Von Annette Eversberg | 14.07.2003
    Der Grund dafür liegt in der Tatsache, dass diese biologischen Ressourcen ein Reservoir von erfolgreichen ökologischen Strategien darstellen, die Lösungskonzepte sind, die im Forschungs- und Entwicklungsbereich gebraucht werden.

    Damit wird den genetischen Ressourcen, die noch in den 80er Jahren allen zugänglich sein sollten, ein wirtschaftlicher Wert für Wenige zugewiesen, der in dem Maße steigt, in dem diese genetischen Ressourcen knapp werden. Timo Goeschl:

    Die biologische Vielfalt kann Fluch und Segen sein, in dem Rahmen, wie sie einen Produktionswert hat, ist sie ein Teil des Vermögens des Wohlstandes. Andererseits ist die Erhaltung der Ressourcen landintensiv. In dem Maße, wie also Land bereitgestellt wird, um diese Ressourcen zu erhalten, ist es nicht verfügbar für andere Nutzungen.

    Das heißt, wenn die wilden urwaldähnlichen Bereiche, in denen der Artenreichtum besonders hoch ist, erhalten bleiben sollen, ist eines klar. Diese Flächen können nicht mehr zur Produktion hochwertiger Nahrungsmittel benutzt werden.

    Die Beteiligung an dem Patent für den Appetithemmer aus dem Kaktus ist nur eine erste Schlacht. Und keinesfalls ein Sieg im Kampf gegen die Biopiraterie, der in vielen Fällen nicht ohne die Hilfe von Nichtregierungsorganisationen wie beispielsweise Greenpeace möglich ist. Die damit ausgehandelte Beteiligung an Patenten, wie sie das Abkommen über die handelsrelevanten Aspekte der Rechte geistigen Eigentums von 1994 - kurz TRIPS - verlangt, führt nicht automatisch zu mehr Wohlstand in den Entwicklungsländern. Die Verfügungsrechte, wie sie noch in der 1993 von immerhin 179 Staaten unterzeichneten Biodiversitätskonvention im Gefolge von Rio formuliert wurden, räumen den Entwicklungsländern einen breiten Spielraum ein. Aber: Über das Patentrecht können diese Verfügungsrechte wieder eingeschränkt werden. Zugunsten der Industrieländer. Deswegen beurteilt Timo Goeschl die Möglichkeit zur Formulierung von Eigentumsrechten durchaus skeptisch:

    Ob die Entwicklungsländer wirklich in der Lage sind, durch eine globale Anstrengung die Durchsetzung ihrer Rechte in biologischen Ressourcen wirklich durchführen zu können, das ist eher zweifelhaft. Zur Zeit zeichnet es sich nicht ab, dass die Entwicklungsländer einen großen Erfolg hätten.
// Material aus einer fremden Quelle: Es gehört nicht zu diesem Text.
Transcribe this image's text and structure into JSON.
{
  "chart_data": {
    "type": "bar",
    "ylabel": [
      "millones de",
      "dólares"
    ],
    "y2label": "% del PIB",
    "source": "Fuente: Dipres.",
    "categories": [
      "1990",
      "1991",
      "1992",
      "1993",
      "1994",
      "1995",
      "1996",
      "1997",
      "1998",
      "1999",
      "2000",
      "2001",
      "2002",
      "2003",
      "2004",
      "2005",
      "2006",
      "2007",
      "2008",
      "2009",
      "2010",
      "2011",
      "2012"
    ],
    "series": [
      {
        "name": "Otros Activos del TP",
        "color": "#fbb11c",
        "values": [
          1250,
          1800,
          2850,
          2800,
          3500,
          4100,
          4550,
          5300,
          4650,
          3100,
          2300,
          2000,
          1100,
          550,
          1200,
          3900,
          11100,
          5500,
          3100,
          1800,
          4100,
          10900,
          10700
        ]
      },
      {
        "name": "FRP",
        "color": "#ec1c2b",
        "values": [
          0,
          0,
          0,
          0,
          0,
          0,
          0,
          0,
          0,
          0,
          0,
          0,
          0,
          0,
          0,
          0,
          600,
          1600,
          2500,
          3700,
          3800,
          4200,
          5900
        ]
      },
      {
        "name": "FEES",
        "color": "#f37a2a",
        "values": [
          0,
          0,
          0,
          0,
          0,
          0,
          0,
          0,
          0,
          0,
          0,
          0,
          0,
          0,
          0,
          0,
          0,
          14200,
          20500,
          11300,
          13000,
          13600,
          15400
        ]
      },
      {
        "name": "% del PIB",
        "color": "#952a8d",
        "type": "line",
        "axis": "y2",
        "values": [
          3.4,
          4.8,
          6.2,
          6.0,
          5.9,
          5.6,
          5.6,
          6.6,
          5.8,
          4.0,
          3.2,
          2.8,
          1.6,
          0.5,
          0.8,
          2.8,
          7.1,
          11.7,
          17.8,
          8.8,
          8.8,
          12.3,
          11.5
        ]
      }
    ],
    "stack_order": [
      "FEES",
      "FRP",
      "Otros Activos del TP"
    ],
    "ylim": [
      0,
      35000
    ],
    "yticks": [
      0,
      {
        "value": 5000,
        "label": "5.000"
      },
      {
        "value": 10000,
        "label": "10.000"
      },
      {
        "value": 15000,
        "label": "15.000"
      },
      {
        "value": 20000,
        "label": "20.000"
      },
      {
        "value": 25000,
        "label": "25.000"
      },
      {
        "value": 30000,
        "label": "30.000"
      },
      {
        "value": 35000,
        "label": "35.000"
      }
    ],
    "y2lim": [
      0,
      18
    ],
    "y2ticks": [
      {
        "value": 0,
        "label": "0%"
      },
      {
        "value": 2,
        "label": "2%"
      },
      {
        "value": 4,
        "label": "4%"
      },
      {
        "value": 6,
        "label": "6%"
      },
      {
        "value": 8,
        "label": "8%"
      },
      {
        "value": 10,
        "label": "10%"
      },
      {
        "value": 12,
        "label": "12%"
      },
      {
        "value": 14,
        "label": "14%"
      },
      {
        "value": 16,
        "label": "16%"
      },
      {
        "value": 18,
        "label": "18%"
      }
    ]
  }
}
    Hierbei zeigt sich ein Paradox: Die Entwicklungsländer profitieren nur, wenn die Pharma- und Saatgutfirmen gleichzeitig an den Ressourcen verdienen. Professor Uwe Latacz-Lohmann von der Agrarfakultät der Universität Kiel erläutert, welche Folgen es haben kann, wenn den Saatgutfirmen keine Eigentumsrechte an den genetischen Ressourcen und ihren Produkten zugewiesen werden:

    Im letzteren Fall hätten die Saatgutfirmen dann überhaupt keinen Anreiz, züchterischen Fortschritt voranzutreiben. Im gewissen Sinne fließen die Profite indirekt zurück, durch die Verfügbarkeit besseren Saatguts und dadurch durch die Möglichkeit, höhere Erträge zu erzielen in den Landwirtschaftssektoren der südlichen Länder.

    Zur Zeit ist es also so, dass die Biopiraterie sogar die Grundlage des Wohlstands der Entwicklungsländer ist. Dieser Teufelskreis lässt sich nur durchbrechen, wenn die Entwicklungsländer eigene Pharma- und Pflanzenzuchtunternehmen aufbauen. Das – so Uwe Latacz-Lohmann – sei für diese Länder wichtiger, als bloße Eigentumsrechte zu formulieren:

    Das wäre vom Standpunkt der Verteilungsgerechtigkeit sicher ein präferiertes Modell. Im Moment geschieht das in erster Linie auf der Ebene von staatlich geförderter Forschung. Wir sind noch nicht an dem Standpunkt angelangt, wo der Süden seine eigenen kommerziellen Saatgutfirmen entwickelt und vorantreibt, um die Gewinne, die sich aus der Veredlung genetischer Ressourcen ergeben, selbst abzuschöpfen. Aber natürlich trägt die staatlich geförderte Forschung dazu bei, da eine industrielle Entwicklung in Gang zu setzen.